Dans ce contexte où, pratiquement depuis la naissance de la République Fédérale Allemande, deux grands partis alternent à la tête de l'État, le seul élément nouveau est l'émergence électorale d'un parti qui est parfois classé par la presse comme étant «d'extrême gauche». Il s'agit du Parti de Gauche, né en juillet dernier de la transformation du Parti du Socialisme Démocratique (PDS), lui-même héritier de l'ancien parti stalinien est-allemand. Ce changement de nom lui a permis d'accueillir sur ses listes un certain nombre de représentants de l'Alternative Electorale -Travail et Justice Sociale (WASG), une nouvelle formation créée par d'anciens cadres syndicaux ou du SPD.
En tout cas les sondages attribuent au Parti de Gauche un score compris entre 8 et 12%. Ce serait la première fois depuis longtemps qu'un parti qui, sur l'échiquier politique, apparaît à la gauche du SPD, réaliserait un score non négligeable. Par exemple, en 1949, lors des premières élections au Bundestag, le Parti Communiste n'avait obtenu que 5,7% des suffrages, un score qu'il n'a jamais égalé par la suite.
Et si un certain nombre de travailleurs voient, en votant pour le Parti de Gauche, le moyen d'exprimer leur mécontentement vis-à-vis de la politique du SPD, d'autres espèrent aussi la création d'un parti qui s'oppose véritablement aux attaques antiouvrières menées ces dernières années par le gouvernement. Mais ce serait une illusion d'attendre cela.

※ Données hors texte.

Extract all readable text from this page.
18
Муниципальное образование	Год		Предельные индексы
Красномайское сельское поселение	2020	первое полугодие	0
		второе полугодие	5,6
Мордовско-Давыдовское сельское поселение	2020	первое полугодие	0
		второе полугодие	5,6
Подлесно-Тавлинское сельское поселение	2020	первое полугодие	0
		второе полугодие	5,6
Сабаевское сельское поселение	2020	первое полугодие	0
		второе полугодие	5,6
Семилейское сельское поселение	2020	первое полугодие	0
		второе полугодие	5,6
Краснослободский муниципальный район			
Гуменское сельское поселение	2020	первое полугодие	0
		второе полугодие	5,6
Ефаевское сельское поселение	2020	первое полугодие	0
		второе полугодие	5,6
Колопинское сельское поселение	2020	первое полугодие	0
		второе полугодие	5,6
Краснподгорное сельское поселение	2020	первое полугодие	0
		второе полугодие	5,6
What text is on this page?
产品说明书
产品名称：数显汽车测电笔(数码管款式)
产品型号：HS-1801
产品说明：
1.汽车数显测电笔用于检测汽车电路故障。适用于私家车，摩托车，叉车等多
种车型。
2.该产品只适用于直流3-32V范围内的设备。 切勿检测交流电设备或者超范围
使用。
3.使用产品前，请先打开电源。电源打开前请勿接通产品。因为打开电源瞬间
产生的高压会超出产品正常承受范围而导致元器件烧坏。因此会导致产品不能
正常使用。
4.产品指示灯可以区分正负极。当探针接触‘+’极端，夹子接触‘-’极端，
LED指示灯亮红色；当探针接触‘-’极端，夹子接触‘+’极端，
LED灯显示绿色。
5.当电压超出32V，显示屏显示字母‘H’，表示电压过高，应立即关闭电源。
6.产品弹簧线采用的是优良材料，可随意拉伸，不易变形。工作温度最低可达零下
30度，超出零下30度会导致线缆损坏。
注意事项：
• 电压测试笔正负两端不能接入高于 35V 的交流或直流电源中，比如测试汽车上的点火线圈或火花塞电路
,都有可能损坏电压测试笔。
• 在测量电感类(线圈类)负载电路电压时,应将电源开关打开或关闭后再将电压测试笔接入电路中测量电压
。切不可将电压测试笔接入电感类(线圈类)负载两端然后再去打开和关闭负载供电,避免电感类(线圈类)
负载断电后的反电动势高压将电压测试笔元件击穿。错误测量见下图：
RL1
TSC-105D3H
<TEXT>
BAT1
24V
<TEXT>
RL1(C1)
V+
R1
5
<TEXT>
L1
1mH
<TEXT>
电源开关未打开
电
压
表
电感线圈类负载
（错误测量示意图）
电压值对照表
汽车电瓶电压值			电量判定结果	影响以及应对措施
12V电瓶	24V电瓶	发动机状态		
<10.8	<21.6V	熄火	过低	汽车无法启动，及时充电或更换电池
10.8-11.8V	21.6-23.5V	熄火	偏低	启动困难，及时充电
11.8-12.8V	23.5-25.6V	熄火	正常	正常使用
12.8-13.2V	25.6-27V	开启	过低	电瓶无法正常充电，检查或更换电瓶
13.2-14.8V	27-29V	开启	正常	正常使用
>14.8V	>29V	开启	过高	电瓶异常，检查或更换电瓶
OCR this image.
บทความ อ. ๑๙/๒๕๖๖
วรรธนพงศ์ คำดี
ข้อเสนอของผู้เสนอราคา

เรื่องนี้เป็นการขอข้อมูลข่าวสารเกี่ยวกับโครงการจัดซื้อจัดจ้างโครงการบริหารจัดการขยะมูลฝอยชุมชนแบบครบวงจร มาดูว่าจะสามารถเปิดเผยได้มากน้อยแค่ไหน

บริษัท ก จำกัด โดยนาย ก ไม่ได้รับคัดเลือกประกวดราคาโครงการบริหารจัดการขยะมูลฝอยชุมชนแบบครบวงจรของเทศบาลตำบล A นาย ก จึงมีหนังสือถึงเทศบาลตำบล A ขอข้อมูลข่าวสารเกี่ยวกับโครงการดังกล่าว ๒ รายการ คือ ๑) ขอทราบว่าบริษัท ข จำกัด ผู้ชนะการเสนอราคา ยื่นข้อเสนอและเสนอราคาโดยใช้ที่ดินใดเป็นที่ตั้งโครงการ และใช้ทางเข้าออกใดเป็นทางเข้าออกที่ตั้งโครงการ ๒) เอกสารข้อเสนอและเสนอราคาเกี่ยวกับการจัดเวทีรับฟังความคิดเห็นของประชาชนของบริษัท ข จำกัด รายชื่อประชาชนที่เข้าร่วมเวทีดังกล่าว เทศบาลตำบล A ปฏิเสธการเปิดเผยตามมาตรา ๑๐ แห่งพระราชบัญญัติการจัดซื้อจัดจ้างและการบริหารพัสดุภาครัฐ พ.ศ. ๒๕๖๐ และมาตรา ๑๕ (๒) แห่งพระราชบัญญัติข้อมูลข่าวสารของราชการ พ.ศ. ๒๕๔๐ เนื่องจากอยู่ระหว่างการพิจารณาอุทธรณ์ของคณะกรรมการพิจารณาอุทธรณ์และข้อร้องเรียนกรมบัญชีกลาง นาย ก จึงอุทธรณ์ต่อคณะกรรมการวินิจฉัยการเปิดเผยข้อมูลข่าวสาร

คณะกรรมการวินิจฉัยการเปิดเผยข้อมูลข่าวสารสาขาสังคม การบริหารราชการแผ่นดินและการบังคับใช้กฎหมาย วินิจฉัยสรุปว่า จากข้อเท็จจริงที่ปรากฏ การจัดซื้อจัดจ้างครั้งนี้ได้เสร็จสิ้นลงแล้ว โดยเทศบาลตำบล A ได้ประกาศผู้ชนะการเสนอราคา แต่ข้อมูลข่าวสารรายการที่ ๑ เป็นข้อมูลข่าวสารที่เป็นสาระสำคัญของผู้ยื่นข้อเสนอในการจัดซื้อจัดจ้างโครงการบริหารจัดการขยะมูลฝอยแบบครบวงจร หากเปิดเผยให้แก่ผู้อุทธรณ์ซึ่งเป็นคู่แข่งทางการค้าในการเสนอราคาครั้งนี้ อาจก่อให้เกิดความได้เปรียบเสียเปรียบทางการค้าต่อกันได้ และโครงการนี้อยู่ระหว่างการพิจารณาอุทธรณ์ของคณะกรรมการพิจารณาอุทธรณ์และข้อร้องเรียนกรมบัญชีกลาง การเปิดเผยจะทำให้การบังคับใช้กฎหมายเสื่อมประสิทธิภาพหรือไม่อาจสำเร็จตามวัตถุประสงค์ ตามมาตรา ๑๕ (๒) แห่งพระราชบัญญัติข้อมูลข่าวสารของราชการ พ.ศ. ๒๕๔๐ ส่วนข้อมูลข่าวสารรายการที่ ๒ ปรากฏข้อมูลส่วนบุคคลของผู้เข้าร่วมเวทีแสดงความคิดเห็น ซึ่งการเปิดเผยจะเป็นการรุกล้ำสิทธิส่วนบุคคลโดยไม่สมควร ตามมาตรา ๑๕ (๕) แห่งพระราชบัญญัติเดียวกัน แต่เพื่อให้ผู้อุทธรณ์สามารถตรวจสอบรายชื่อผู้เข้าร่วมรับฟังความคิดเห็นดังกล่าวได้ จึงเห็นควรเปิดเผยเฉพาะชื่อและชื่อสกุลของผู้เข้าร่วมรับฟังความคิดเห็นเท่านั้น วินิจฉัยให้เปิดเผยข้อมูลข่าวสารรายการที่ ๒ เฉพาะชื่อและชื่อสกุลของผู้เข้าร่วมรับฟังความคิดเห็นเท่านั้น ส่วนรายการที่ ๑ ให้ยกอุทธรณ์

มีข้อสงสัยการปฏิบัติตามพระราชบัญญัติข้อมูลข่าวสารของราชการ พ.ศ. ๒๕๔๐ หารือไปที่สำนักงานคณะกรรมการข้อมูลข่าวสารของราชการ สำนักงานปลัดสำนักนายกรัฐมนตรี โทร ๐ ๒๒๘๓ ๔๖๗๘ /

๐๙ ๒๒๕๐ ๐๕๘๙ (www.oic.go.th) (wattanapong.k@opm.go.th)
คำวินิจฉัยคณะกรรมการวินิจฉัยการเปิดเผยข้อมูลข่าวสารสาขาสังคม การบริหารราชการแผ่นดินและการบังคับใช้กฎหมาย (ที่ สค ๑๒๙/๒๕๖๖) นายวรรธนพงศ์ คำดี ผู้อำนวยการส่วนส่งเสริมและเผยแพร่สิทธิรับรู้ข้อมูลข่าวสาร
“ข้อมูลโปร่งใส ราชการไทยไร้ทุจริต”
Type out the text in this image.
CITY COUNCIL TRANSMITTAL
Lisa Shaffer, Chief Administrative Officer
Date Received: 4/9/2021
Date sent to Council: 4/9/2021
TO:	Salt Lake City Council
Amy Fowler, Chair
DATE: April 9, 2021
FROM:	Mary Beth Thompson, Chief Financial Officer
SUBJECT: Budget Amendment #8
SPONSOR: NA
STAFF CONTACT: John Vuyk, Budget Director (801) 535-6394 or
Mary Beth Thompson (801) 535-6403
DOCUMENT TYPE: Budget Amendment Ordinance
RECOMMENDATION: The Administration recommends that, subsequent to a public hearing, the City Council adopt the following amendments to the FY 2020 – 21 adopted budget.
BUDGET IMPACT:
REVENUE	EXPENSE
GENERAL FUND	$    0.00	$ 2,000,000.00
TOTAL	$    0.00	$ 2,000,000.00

D'abord parce que, s'ils emploient aujourd'hui un langage radical (en réclamant par exemple un salaire minimum -inexistant en Allemagne- de 1400 euros brut), le passé des deux partis qui composent le Parti de Gauche ne témoigne pas pour leur engagement sans faille dans le camp des travailleurs. Les responsables de la WASG ont ainsi pris tout leur temps pour rompre avec le SPD. C'est pourtant dès son arrivée au pouvoir en 1998 que ce dernier a mené une politique en faveur des possédants. Mais ils ont attendu que les résultats électoraux catastrophiques se multiplient pour quitter le navire. Et ils se sont donné, en la personne d'Oskar Lafontaine, ancien président du SPD, ancien ministre-président de Sarre, ancien ministre des Finances de Gerhard Schröder, un leader qui est tout sauf un défenseur du monde du travail. Le même Lafontaine n'exclut d'ailleurs pas de soutenir ou de participer à l'avenir au gouvernement avec le SPD. Lorsque celui-ci, après une cure dans l'opposition, aura retrouvé des accents un peu plus radicaux? Quant au PDS, là où il participe au pouvoir, à Berlin ou dans le Land de Mecklembourg-Poméranie Occidentale, il mène la même politique que le SPD, de réductions des services publics au détriment de la population laborieuse.
Et puis, l'alliance entre les deux partis est avant tout électorale. Le PDS, qui a encore une base importante à l'Est, n'a jamais réussi à percer dans l'Ouest du pays. Et lors des législatives de 2002, il n'avait obtenu que 4% à l'échelle nationale. Quant à la WASG, elle n'a qu'une implantation réduite (elle annonce aujourd'hui 10000 adhérents) et est très peu présente à l'Est.
Quel que soit le résultat des élections, que la CDU gouverne avec son allié traditionnel, le FDP, comme cela est probable, ou qu'elle forme une grande coalition (avec le SPD), comme cela est possible si elle ne réussit pas à obtenir la majorité, le gouvernement futur accentuera les attaques contre le monde du travail. Et sur ce terrain le Parti de Gauche n'a pas de réelles perspectives à offrir aux travailleurs.
Pourtant, s'ils ne veulent pas subir encore une politique antiouvrière, les travailleurs d'Allemagne devront se battre sur un tout autre terrain que celui des urnes. C'est dans les entreprises, dans la rue, qu'ils représentent une force considérable. Une force qui seule pourrait permettre de mettre un coup d'arrêt au recul continu du niveau de vie, aux baisses des salaires et aux licenciements.